Adjust pitch for different characters (if you're brave enough to try character voices):

<prosody pitch="+10%">This is the high-pitched character.</prosody>

Learning SSML takes an afternoon. It's tedious. But it's the difference between robotic audio and something listenable. Use a TTS tool that supports SSML if you want control over pacing.

Step 4: Export, Listen, Fix Mistakes, Repeat

First export will have issues. Guaranteed.

Mispronounced words. Weird pacing. Maybe the voice reads a URL out loud you forgot to delete. Listen to every chapter. Make notes. Fix the text file. Re-export just that chapter.

This step took me the longest. Went through each chapter 2-3 times before it sounded right. But way faster than manually recording or hiring a narrator.

Step 5: Edit Audio (Yes, You Still Need This)

TTS output isn't upload-ready. You'll need basic audio editing.

I use Audacity because it's free and does the job. Reaper's $60 if you want something more professional but honestly Audacity worked fine for me. Import your chapter audio files. You'll need to do a few things ACX requires—add 0.5 seconds of silence at the start (room tone they call it), normalize the volume so Chapter 3 doesn't suddenly blast louder than Chapter 2, export as 192kbps MP3 or WAV depending on what the platform wants.

ACX is picky about audio specs. I failed their automated check twice before figuring out my peaks were too hot. Findaway Voices is way more flexible but still—clean audio matters.

Step 6: Test With Beta Listeners Before Publishing

Don't skip this. Send sample chapters to readers who already liked your book—they're invested enough to give honest feedback.

I sent three chapters to five people. Asked them straight up: "Does this sound listenable? Any parts where it sounds too robotic? Character voices working or weird?"

Two people said totally fine. Three pointed out specific sections that sounded off—one had a weird pause in dialogue, another mispronounced a location name I missed.
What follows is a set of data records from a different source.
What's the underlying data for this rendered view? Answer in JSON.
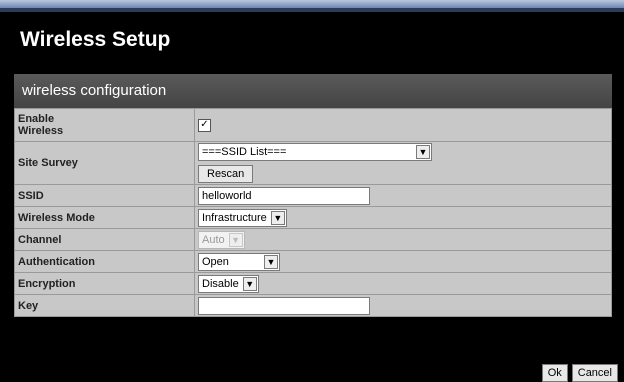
{
  "page": {
    "title": "Wireless Setup"
  },
  "panel": {
    "title": "wireless configuration"
  },
  "rows": {
    "enable": {
      "label_line1": "Enable",
      "label_line2": "Wireless",
      "checked": true
    },
    "site_survey": {
      "label": "Site Survey",
      "value": "===SSID List===",
      "rescan": "Rescan"
    },
    "ssid": {
      "label": "SSID",
      "value": "helloworld"
    },
    "mode": {
      "label": "Wireless Mode",
      "value": "Infrastructure"
    },
    "channel": {
      "label": "Channel",
      "value": "Auto"
    },
    "auth": {
      "label": "Authentication",
      "value": "Open"
    },
    "enc": {
      "label": "Encryption",
      "value": "Disable"
    },
    "key": {
      "label": "Key",
      "value": ""
    }
  },
  "buttons": {
    "ok": "Ok",
    "cancel": "Cancel"
  },
  "icons": {
    "dropdown_arrow": "chevron-down-icon",
    "check": "checkmark-icon"
  }
}
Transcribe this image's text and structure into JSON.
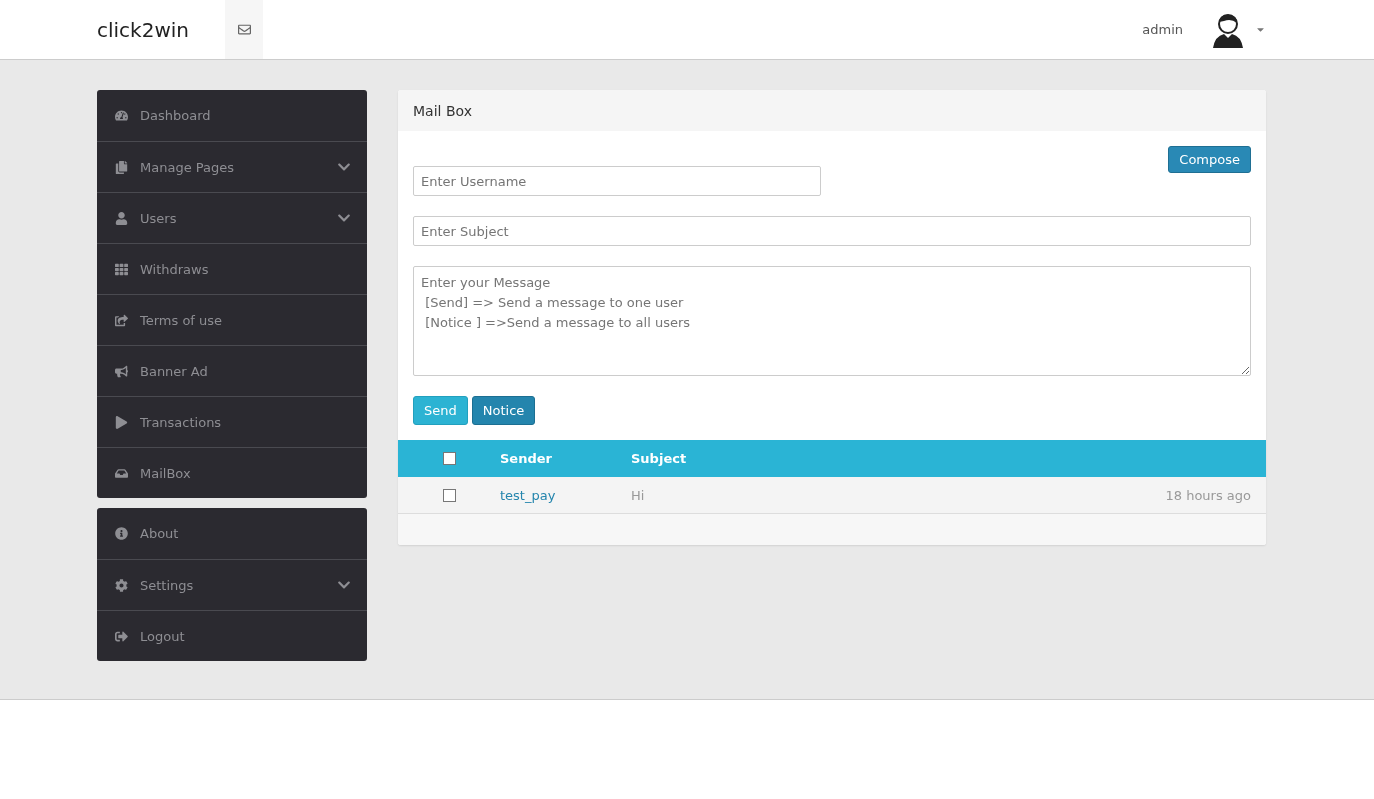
{
  "header": {
    "brand": "click2win",
    "user": "admin"
  },
  "sidebar": {
    "groups": [
      {
        "items": [
          {
            "label": "Dashboard",
            "expandable": false
          },
          {
            "label": "Manage Pages",
            "expandable": true
          },
          {
            "label": "Users",
            "expandable": true
          },
          {
            "label": "Withdraws",
            "expandable": false
          },
          {
            "label": "Terms of use",
            "expandable": false
          },
          {
            "label": "Banner Ad",
            "expandable": false
          },
          {
            "label": "Transactions",
            "expandable": false
          },
          {
            "label": "MailBox",
            "expandable": false
          }
        ]
      },
      {
        "items": [
          {
            "label": "About",
            "expandable": false
          },
          {
            "label": "Settings",
            "expandable": true
          },
          {
            "label": "Logout",
            "expandable": false
          }
        ]
      }
    ]
  },
  "mailbox": {
    "title": "Mail Box",
    "compose": "Compose",
    "username": {
      "placeholder": "Enter Username"
    },
    "subject": {
      "placeholder": "Enter Subject"
    },
    "message": {
      "placeholder": "Enter your Message\n [Send] => Send a message to one user\n [Notice ] =>Send a message to all users"
    },
    "buttons": [
      {
        "label": "Send",
        "kind": "info"
      },
      {
        "label": "Notice",
        "kind": "primary"
      }
    ],
    "table": {
      "all_checked": false,
      "columns": [
        "Sender",
        "Subject"
      ],
      "rows": [
        {
          "checked": false,
          "sender": "test_pay",
          "subject": "Hi",
          "time": "18 hours ago"
        }
      ]
    }
  }
}
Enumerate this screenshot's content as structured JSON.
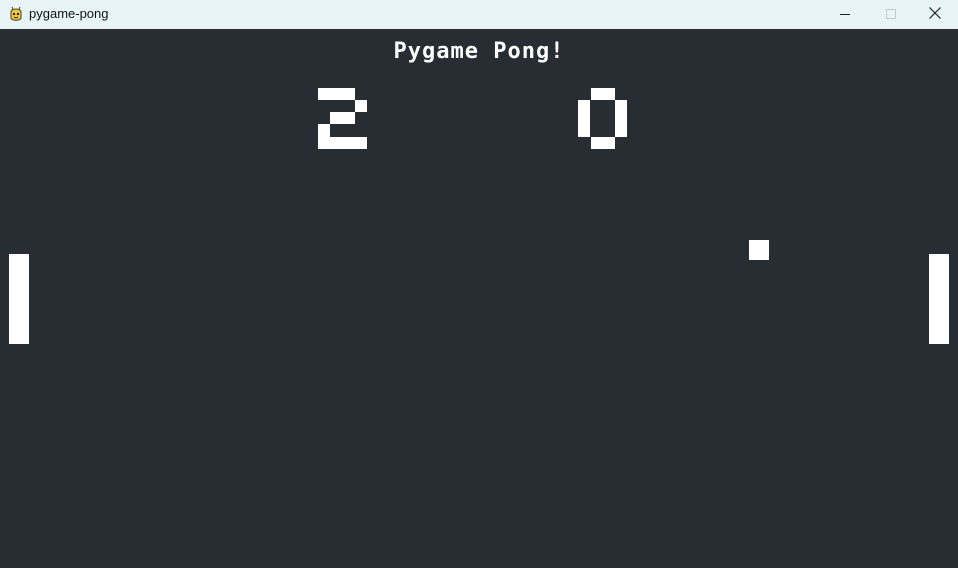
{
  "window": {
    "title": "pygame-pong",
    "icon": "pygame-snake-icon",
    "controls": {
      "minimize": "minimize-icon",
      "maximize": "maximize-icon",
      "close": "close-icon"
    }
  },
  "game": {
    "title": "Pygame Pong!",
    "score_left": "2",
    "score_right": "0"
  },
  "colors": {
    "background": "#282c33",
    "foreground": "#ffffff",
    "titlebar": "#e8f5f7"
  }
}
Fixed those before uploading everything.

If your beta listeners say it sounds robotic, believe them. You've been listening to your own manuscript for weeks—you're deaf to problems at that point. Fresh ears catch what you miss.

When TTS Actually Works (And When It Doesn't)
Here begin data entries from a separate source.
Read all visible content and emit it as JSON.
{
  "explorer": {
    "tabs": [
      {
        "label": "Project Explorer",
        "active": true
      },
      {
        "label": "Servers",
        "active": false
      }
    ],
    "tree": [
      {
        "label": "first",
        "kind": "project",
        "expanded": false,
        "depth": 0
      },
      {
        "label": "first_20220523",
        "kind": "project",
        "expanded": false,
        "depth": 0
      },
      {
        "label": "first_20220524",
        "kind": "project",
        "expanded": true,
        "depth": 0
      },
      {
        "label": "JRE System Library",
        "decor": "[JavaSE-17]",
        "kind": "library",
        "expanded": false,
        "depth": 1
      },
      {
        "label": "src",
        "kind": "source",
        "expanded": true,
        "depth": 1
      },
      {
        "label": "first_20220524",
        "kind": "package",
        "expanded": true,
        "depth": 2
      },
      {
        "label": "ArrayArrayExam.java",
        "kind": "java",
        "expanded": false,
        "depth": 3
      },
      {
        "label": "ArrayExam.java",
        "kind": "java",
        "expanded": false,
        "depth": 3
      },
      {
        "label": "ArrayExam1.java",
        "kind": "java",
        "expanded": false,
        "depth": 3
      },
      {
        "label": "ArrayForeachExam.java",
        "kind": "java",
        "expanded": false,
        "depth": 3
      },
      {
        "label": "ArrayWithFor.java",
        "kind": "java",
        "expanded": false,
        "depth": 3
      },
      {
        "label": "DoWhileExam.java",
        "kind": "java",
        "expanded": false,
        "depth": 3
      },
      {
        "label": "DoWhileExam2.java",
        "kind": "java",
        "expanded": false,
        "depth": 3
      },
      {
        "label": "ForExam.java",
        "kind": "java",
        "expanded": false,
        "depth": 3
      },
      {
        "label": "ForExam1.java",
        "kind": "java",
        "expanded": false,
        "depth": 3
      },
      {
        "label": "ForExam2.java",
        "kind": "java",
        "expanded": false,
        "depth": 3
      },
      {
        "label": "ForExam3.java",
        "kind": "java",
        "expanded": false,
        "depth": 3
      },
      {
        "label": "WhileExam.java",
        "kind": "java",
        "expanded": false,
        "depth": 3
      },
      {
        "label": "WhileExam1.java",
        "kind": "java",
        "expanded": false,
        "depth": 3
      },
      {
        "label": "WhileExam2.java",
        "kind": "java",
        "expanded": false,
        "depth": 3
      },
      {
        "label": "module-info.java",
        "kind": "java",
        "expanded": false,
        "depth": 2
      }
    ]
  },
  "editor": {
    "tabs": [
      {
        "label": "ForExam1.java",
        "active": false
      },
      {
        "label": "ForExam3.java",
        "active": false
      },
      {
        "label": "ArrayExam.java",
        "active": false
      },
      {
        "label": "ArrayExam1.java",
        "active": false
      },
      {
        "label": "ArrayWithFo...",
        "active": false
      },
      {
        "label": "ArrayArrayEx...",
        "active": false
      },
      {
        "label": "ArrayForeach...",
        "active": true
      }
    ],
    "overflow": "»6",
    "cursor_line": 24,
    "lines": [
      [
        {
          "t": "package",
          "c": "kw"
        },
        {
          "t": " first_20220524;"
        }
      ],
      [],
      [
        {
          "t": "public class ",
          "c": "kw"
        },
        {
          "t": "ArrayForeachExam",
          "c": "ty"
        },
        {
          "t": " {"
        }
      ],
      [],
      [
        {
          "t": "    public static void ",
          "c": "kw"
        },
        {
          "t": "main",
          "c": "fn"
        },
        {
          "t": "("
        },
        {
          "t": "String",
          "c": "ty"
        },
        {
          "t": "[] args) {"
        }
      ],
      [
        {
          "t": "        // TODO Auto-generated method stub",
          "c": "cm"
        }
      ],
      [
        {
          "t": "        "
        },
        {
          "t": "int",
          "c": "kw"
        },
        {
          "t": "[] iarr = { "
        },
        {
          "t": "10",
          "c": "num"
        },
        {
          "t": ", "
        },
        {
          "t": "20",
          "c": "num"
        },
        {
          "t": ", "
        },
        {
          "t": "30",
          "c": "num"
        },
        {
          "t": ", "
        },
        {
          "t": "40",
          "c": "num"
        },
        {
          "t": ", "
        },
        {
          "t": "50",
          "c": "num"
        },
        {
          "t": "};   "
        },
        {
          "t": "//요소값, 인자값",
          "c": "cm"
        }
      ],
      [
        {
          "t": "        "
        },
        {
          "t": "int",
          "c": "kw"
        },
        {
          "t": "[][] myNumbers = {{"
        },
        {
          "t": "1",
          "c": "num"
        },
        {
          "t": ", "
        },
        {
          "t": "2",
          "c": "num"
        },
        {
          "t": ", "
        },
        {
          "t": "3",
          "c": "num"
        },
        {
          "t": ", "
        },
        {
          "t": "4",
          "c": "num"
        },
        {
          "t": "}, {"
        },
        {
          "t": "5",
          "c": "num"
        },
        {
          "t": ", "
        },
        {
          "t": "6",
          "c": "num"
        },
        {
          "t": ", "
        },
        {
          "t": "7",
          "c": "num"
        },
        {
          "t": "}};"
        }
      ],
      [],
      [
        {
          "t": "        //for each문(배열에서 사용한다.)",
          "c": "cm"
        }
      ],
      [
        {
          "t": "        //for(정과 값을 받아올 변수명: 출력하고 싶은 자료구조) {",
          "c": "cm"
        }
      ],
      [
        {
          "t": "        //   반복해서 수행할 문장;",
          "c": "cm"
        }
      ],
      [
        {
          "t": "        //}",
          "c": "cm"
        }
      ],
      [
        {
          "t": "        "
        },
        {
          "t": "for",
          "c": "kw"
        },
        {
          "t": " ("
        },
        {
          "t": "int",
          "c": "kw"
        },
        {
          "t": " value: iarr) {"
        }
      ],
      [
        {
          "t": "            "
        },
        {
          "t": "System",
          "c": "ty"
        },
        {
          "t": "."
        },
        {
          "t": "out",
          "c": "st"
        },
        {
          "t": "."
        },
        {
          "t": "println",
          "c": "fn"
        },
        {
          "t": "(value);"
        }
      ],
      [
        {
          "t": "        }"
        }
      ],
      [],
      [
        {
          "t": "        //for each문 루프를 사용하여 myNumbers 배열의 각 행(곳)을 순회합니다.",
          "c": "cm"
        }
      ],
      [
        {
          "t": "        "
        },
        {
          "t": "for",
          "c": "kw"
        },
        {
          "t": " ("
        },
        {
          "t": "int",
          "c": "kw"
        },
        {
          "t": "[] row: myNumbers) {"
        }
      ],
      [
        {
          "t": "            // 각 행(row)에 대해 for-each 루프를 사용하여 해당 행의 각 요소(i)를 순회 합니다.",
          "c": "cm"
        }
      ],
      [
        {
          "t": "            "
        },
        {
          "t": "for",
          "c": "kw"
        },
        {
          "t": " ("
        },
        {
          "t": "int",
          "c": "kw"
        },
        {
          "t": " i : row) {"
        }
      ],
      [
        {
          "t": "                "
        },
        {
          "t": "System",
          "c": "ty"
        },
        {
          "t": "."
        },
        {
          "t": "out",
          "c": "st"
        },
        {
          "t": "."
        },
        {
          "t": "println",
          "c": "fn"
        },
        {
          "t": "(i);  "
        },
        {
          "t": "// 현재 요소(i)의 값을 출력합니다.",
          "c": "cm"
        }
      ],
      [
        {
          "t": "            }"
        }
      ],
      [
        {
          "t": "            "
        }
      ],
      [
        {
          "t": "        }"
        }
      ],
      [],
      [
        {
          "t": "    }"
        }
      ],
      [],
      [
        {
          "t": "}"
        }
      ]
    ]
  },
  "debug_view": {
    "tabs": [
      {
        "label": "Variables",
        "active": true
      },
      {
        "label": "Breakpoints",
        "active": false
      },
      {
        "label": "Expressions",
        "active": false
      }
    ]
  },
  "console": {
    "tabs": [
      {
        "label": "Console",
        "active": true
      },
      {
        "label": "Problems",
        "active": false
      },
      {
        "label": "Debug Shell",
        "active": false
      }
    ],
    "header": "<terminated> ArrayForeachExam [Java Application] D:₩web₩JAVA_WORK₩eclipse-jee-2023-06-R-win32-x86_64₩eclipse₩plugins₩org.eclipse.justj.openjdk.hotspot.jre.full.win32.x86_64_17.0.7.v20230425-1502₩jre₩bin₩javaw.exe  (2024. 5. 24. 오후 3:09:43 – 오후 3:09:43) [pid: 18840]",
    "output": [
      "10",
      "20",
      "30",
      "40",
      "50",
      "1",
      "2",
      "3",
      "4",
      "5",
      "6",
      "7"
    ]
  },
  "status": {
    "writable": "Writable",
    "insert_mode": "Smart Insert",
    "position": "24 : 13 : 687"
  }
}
Let's be real. TTS audiobooks aren't for every genre.

Works well for:

Non-fiction (business, self-help, how-to guides)
Light fiction with limited dialogue
Genre fiction where readers prioritize story over narration
Books with straightforward prose (no heavy accents, dialects, or complex character voices)

Struggles with:

Literary fiction requiring emotional nuance
Books with heavy accents or dialect writing
Multiple POV characters needing distinct voices
Poetry or experimental prose

My book was a sci-fi thriller. Worked fine. Friend tried TTS on his Southern Gothic novel with heavy dialect. Sounded terrible. Know your genre.
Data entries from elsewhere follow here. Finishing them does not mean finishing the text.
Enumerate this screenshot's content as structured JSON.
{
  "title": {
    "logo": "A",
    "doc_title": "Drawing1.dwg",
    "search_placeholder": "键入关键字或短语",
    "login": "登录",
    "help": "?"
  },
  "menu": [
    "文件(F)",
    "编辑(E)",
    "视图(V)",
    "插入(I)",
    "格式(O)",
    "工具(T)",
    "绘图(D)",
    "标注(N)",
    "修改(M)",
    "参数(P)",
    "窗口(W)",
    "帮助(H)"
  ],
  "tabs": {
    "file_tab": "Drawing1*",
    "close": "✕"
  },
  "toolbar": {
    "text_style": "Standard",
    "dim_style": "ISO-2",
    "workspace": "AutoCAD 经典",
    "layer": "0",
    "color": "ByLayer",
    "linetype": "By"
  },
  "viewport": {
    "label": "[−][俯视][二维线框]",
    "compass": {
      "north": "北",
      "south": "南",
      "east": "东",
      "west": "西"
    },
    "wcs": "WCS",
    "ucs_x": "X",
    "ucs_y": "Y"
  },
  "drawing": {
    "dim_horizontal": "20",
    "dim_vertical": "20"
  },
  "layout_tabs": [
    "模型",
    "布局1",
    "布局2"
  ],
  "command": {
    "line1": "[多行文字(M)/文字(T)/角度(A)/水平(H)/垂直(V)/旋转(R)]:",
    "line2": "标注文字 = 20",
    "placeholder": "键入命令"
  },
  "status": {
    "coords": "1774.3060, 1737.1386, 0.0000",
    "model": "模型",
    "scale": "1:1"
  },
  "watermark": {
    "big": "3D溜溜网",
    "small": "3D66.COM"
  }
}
The Honest Cost and Time Breakdown

Here's what I actually spent:

Google Cloud TTS neural voice: $7
Audacity (audio editor): Free
Time formatting manuscript: ~12 hours
Time rendering and fixing audio: ~8 hours
Time editing final audio: ~6 hours

Total: $7 and about 26 hours of work

vs. hiring a narrator: $3,000-$4,500

Worth it? Depends on your budget and time. If you're broke and have free weekends, yeah. If you're making $10k per book, pay the narrator.

Should You Actually Do This?

TTS audiobooks are controversial. Some readers hate them. ACX reviewers can be picky about audio quality. You risk negative reviews mentioning "computer-generated narration."

But here's the thing: most listeners can't tell if you do it right. I've sold 200+ audiobook copies. Three reviews mentioned the voice. Two said they didn't mind. One complained.

If your book isn't selling enough to justify narrator costs, TTS is a legitimate option. Better to have an imperfect audiobook than no audiobook at all.

Just be honest in your product description. Don't pretend it's human-narrated. Say "digitally narrated" or "AI-narrated" upfront. Readers appreciate transparency.

For stitching together audio files from different chapters, similar tools exist for combining assets—whether you're merging photos for visual projects or assembling audio segments for cohesive output.

And if you're going the TTS route? Spend the time on SSML formatting. That's the real difference between "this sounds like a robot" and "wait, is this actually AI?"